Mientras ella consumía prácticamente media cajetilla de Raleigh sin filtro durante el tiempo que duraba la clase – con una gracia tal, que parecía no enterarse de que fumaba como un auténtico chacuaco colonial-, declaraba abierta, libre y naturalmente que solamente el conocimiento profundo de la historia nos proporcionaría elementos para comprender nuestra realidad y construir un futuro con fundamentos. Decía que el rigor se estaba perdiendo, la exigencia por la calidad y la excelencia… en todos los frentes. Decía, en fin, que el México de sus amores podría ser la nueva versión de la expresión de la igualdad, el gobierno de la justicia y la equidad, la inclusión de los marginados, la voz de todos, la iluminación de la riqueza cultural.
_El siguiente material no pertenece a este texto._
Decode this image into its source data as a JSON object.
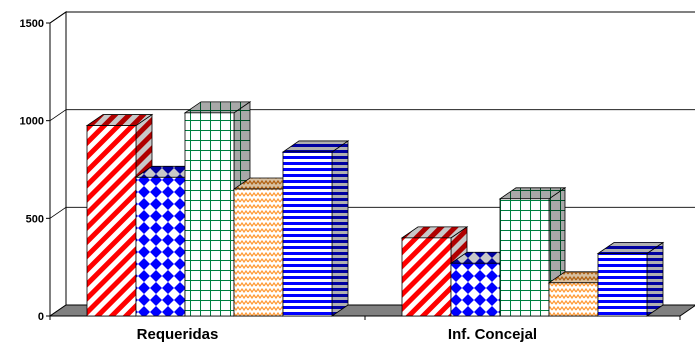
{
  "chart_data": {
    "type": "bar",
    "title": "",
    "xlabel": "",
    "ylabel": "",
    "ylim": [
      0,
      1500
    ],
    "yticks": [
      0,
      500,
      1000,
      1500
    ],
    "grid": true,
    "categories": [
      "Requeridas",
      "Inf. Concejal"
    ],
    "series": [
      {
        "values": [
          975,
          400
        ],
        "color": "#ff0000",
        "pattern": "diagonal-stripes"
      },
      {
        "values": [
          710,
          270
        ],
        "color": "#0000ff",
        "pattern": "diamonds"
      },
      {
        "values": [
          1040,
          600
        ],
        "color": "#008040",
        "pattern": "grid"
      },
      {
        "values": [
          650,
          170
        ],
        "color": "#ff9933",
        "pattern": "zigzag"
      },
      {
        "values": [
          840,
          320
        ],
        "color": "#0000ff",
        "pattern": "horizontal-stripes"
      }
    ]
  }
}
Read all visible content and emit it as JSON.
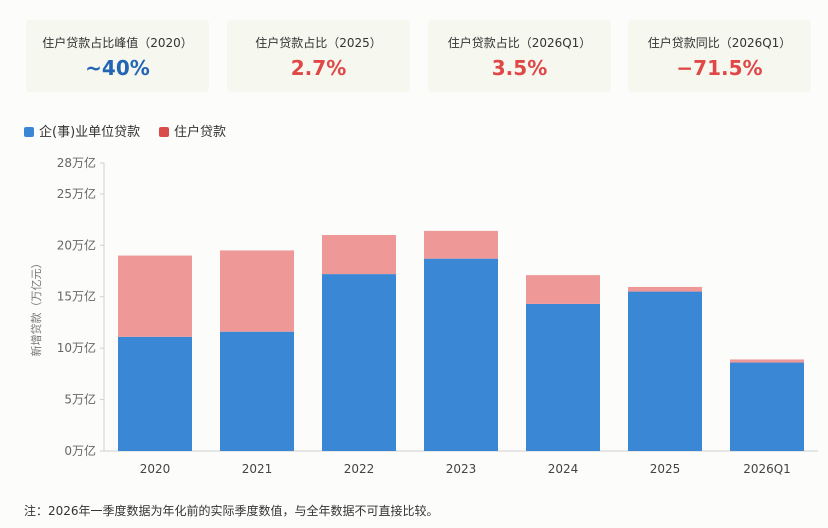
{
  "kpis": [
    {
      "label": "住户贷款占比峰值（2020）",
      "value": "~40%",
      "color": "#2364b4"
    },
    {
      "label": "住户贷款占比（2025）",
      "value": "2.7%",
      "color": "#e04848"
    },
    {
      "label": "住户贷款占比（2026Q1）",
      "value": "3.5%",
      "color": "#e04848"
    },
    {
      "label": "住户贷款同比（2026Q1）",
      "value": "−71.5%",
      "color": "#e04848"
    }
  ],
  "legend": [
    {
      "label": "企(事)业单位贷款",
      "color": "#3a87d6"
    },
    {
      "label": "住户贷款",
      "color": "#d84c4c"
    }
  ],
  "footnote": "注：2026年一季度数据为年化前的实际季度数值，与全年数据不可直接比较。",
  "chart_data": {
    "type": "bar",
    "stacked": true,
    "categories": [
      "2020",
      "2021",
      "2022",
      "2023",
      "2024",
      "2025",
      "2026Q1"
    ],
    "series": [
      {
        "name": "企(事)业单位贷款",
        "values": [
          11.1,
          11.6,
          17.2,
          18.7,
          14.3,
          15.5,
          8.6
        ],
        "color": "#3a87d6"
      },
      {
        "name": "住户贷款",
        "values": [
          7.9,
          7.9,
          3.8,
          2.7,
          2.8,
          0.45,
          0.3
        ],
        "color": "#ee9898"
      }
    ],
    "ylabel": "新增贷款（万亿元）",
    "ylim": [
      0,
      28
    ],
    "yticks": [
      0,
      5,
      10,
      15,
      20,
      25,
      28
    ],
    "ytick_labels": [
      "0万亿",
      "5万亿",
      "10万亿",
      "15万亿",
      "20万亿",
      "25万亿",
      "28万亿"
    ],
    "grid": false
  }
}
Han pasado casi treinta años desde la últimas vez que la vi, pero su mirada sigue recordando en mi memoria lo que su alma decía con elocuencia a través de sus ojos. En la memoria sigue siendo un referente de eso que significa ser un maestro de verdad, auténtico, de pata negra. De esos que llevan el magisterio y el amor por los alumnos pasando del sístole al diástole en cada latido de su corazón. Esos cuyas convicciones docentes no se comprometen por nada más que el progreso y el desarrollo. Así era ella, inconsciente de que muchos años después alcanzaríamos la cima de la histeria colectiva y la aversión furiosa al rechazo de ciertos vicios terrenales que nos alejan del conocimiento.

Teresa era su nombre, pero insistía en que le llamáramos Tere, así, sin apellidos y con un dejo de familiaridad íntima que, a quienes teníamos el privilegio de atestiguar su desempeño cada tercer día durante una hora y media, nos daba una sensación de calidez particular.
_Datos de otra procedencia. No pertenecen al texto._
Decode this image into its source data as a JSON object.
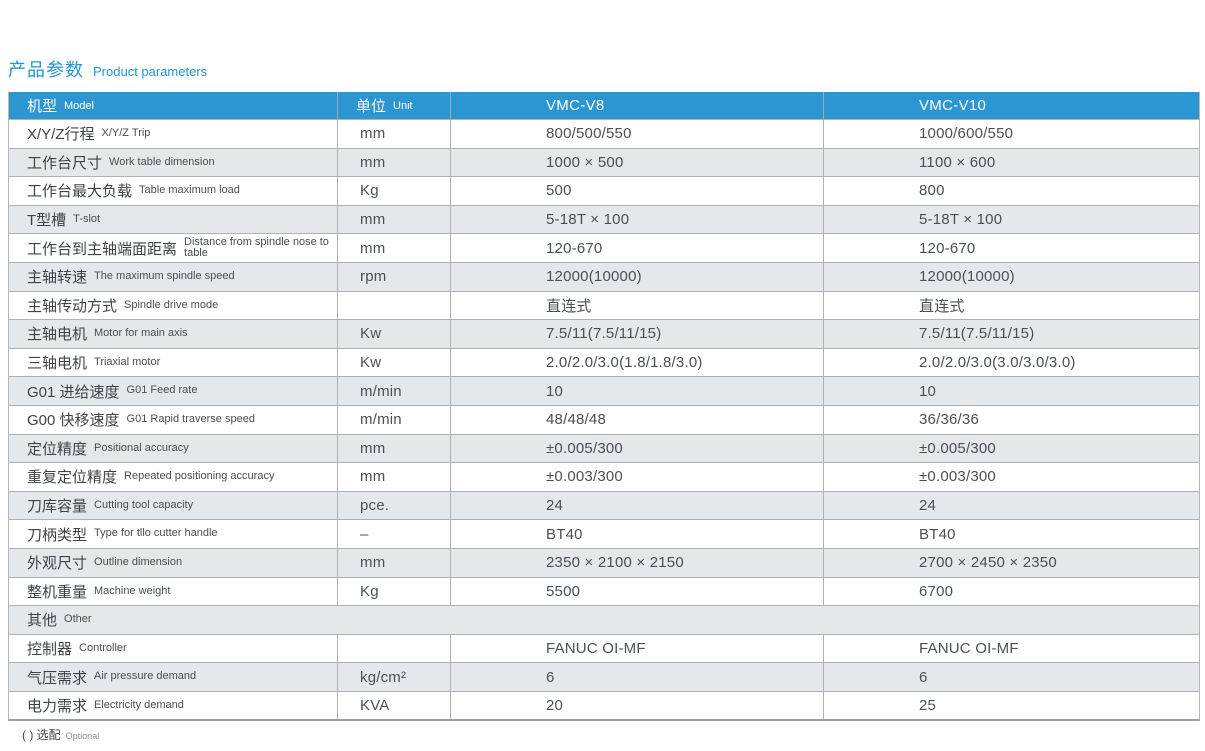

Por lo demás, podría haber seguido su imagen y pasajero tránsito por mi vida siendo un recuerdo archivado, si no fuera por el hecho de que hace poco tiempo salió a la conversación la caída no muy remota de la némesis de Libia, encarnada en Muamar Gadafi, a quien por azares de la vida algún día conocí en el Hotel Ritz de Madrid, y a quien ella señalaba sin titubear como el hombre más sensual de la tierra, que si no hubiese sido por que era asesino, tirano y dictador (con menos muertos en su haber de cuarenta años de dictadura que nuestros últimos dos presidentes), ella hubiese ido en su búsqueda, quizá para vivir un idilio de amor.

Ella pedía que le llamáramos Tere, así, sin apellidos y a secas. Quizá Tere hoy este luchando en alguna trinchera magisterial para contribuir con el México de sus sueños. Quizá es un espejismo que en un plácido atardecer en Bagdad, a más de uno habrá encantado para iniciar una odisea imaginaria al lado de una odalisca intelectual, o, a lomos de un fino caballo árabe alazán, levar hacia la conquista del conocimiento.